La entrevista tuvo que hacerse en tres sesiones, en tres bares de tres hoteles de Madrid, pues coincidió con la publicación en El Mundo de una conversación con Montoro, con firma en un recuadro del entrevistado, y, claro, durante tres días su móvil no paró de echar humo: llamadas de la redacción, llamadas del ministerio, llamadas de las televisiones… Sirva lo anterior no como composición de modo ni de lugar ni de tiempo, en todo caso de personaje: Jorge Bustos, un periodista que lo mismo es capaz de un scoop que hace moverse el suelo del partido en el Gobierno que de llegar al punto final de una columna sin esfuerzo aparente, que de frecuentar las tertulias del prime time sin parecer un tertuliano, que de estrenarse como autor -y aquí va la razón de esta entrevista- con un libro de ensayo. Un libro que huye del recurso facilón del refrito recopilatorio, del manual de autoayuda del que solo se alimenta de galletitas chinas y de frases de almanaque, del comentario a mil fotos en blanco y negro de Steve McQueen y Audrey Herburn, del relato nostálgico de uno que aprendió a escribir en los cuadernos de caligrafía Rubio. La granja humana, en fin, lecciones amenas de Filosofía -y de Política, y de Literatura, y de Sociología…- profunda.

 -Quien llegue a su libro por sus columnas y, al revés, a sus columnas por su libro, ¿se llevará una sorpresa o verá en el trayecto una lógica continuidad?

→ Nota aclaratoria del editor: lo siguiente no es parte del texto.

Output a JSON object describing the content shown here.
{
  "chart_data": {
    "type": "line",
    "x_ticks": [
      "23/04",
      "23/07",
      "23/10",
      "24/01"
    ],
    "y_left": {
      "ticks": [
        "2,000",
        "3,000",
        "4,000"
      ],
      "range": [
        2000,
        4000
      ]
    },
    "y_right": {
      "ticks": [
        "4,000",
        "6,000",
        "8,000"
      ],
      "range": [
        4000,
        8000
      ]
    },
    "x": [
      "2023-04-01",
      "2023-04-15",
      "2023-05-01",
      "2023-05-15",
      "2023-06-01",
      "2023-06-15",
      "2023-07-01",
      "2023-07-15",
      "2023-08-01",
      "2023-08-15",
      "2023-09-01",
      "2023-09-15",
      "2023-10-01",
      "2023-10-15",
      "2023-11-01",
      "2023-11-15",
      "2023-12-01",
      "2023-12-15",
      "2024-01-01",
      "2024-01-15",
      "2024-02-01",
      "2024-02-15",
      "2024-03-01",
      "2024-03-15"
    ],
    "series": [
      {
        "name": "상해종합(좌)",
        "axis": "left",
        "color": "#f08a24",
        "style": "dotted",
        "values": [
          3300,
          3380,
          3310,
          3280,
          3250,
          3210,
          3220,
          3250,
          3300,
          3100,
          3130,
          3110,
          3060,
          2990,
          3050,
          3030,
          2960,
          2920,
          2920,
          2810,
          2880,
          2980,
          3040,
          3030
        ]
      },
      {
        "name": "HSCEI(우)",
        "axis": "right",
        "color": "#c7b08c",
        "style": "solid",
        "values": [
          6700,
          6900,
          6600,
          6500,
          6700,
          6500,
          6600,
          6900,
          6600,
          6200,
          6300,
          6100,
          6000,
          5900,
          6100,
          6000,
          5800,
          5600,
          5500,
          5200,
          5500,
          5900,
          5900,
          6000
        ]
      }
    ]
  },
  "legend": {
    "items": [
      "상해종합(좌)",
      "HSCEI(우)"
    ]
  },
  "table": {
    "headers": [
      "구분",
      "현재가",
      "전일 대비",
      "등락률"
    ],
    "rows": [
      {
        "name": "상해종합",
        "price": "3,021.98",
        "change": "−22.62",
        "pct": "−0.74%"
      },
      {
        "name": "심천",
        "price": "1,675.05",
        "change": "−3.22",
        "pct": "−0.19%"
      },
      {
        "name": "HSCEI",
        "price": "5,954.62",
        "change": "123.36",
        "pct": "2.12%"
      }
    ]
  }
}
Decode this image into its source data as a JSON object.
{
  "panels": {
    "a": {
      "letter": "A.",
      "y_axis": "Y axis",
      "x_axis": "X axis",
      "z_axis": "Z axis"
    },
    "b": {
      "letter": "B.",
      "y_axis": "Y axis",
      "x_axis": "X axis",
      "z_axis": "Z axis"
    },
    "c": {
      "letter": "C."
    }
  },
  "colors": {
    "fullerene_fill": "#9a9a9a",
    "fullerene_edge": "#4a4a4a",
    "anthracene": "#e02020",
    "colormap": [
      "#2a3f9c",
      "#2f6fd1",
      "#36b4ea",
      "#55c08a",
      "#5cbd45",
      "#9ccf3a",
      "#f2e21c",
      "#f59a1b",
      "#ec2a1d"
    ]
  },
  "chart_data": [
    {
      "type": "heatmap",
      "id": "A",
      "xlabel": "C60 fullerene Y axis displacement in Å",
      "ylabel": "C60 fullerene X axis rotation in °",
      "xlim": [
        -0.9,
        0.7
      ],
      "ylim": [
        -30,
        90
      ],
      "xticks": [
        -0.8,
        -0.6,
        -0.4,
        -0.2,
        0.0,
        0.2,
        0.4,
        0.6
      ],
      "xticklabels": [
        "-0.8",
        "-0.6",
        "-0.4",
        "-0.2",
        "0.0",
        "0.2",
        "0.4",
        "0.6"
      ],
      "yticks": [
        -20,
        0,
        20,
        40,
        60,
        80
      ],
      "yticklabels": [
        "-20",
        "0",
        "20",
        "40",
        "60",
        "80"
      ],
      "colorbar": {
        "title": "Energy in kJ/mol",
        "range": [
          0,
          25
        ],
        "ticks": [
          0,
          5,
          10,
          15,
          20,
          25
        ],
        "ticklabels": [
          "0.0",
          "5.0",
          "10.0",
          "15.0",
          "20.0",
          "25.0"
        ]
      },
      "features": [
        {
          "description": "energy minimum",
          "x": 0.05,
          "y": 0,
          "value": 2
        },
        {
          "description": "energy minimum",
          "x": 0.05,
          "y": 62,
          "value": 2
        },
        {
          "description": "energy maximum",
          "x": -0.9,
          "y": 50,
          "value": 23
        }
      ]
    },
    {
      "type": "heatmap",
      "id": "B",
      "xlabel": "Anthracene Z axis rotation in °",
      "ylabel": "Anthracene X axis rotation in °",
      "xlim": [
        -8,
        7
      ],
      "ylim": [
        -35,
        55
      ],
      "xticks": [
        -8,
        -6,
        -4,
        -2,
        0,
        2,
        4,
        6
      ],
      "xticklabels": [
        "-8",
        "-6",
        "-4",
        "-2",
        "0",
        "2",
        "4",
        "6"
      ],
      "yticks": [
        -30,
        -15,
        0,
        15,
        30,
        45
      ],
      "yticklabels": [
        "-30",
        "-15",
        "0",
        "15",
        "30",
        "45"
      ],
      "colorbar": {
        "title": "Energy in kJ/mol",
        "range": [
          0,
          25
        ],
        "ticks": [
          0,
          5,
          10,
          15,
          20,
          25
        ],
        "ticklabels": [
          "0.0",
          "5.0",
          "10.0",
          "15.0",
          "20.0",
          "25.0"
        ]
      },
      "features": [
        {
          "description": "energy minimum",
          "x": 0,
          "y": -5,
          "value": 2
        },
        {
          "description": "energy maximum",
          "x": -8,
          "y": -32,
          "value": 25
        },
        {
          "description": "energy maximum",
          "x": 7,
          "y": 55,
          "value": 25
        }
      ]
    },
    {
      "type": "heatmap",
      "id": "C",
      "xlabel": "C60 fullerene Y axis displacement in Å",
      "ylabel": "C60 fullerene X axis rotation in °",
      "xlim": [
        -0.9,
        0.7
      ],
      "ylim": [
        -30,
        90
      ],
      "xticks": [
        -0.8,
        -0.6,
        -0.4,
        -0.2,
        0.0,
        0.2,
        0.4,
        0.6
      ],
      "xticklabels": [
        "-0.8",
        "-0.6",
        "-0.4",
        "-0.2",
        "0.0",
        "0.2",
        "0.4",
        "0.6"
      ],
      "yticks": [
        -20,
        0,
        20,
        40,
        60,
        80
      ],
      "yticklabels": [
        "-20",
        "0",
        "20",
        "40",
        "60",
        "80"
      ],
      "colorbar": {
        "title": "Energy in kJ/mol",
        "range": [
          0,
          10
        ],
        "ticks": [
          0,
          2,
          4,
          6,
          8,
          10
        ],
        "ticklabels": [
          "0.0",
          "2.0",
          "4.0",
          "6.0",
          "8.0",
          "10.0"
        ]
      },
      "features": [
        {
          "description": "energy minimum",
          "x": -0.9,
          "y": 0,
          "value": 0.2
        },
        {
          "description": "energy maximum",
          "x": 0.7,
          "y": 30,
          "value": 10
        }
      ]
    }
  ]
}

-No debería llevarse una sorpresa, creo. El libro pretende conectar con el género canónico del ensayo, de más aliento que la columna, y la columna es, a su vez, un subgénero del ensayo. El resultado de esos dos vectores son los ensayitos de tres o cuatro páginas de los que está compuesto el libro, en el que he tratado de huir de cierta tendencia al academicismo aplicando el tono ligero del columnista pegado a la actualidad.

 -¿Cree haberlo logrado?

-En un primera versión del libro no. Porque cuando me llaman para hacerme el encargo, enseguida pienso en Ariel como la gran editorial del mundo académico y fijo en mi cabeza un lector ideal al que me quiero dirigir, un catedrático campanudo cuya aprobación debo merecer. Cuando enseño en Ariel lo que llevo escrito, me dicen que lo rehaga. En su momento, me cabreé bastante. Pero ahora entiendo la labor benéfica del editor.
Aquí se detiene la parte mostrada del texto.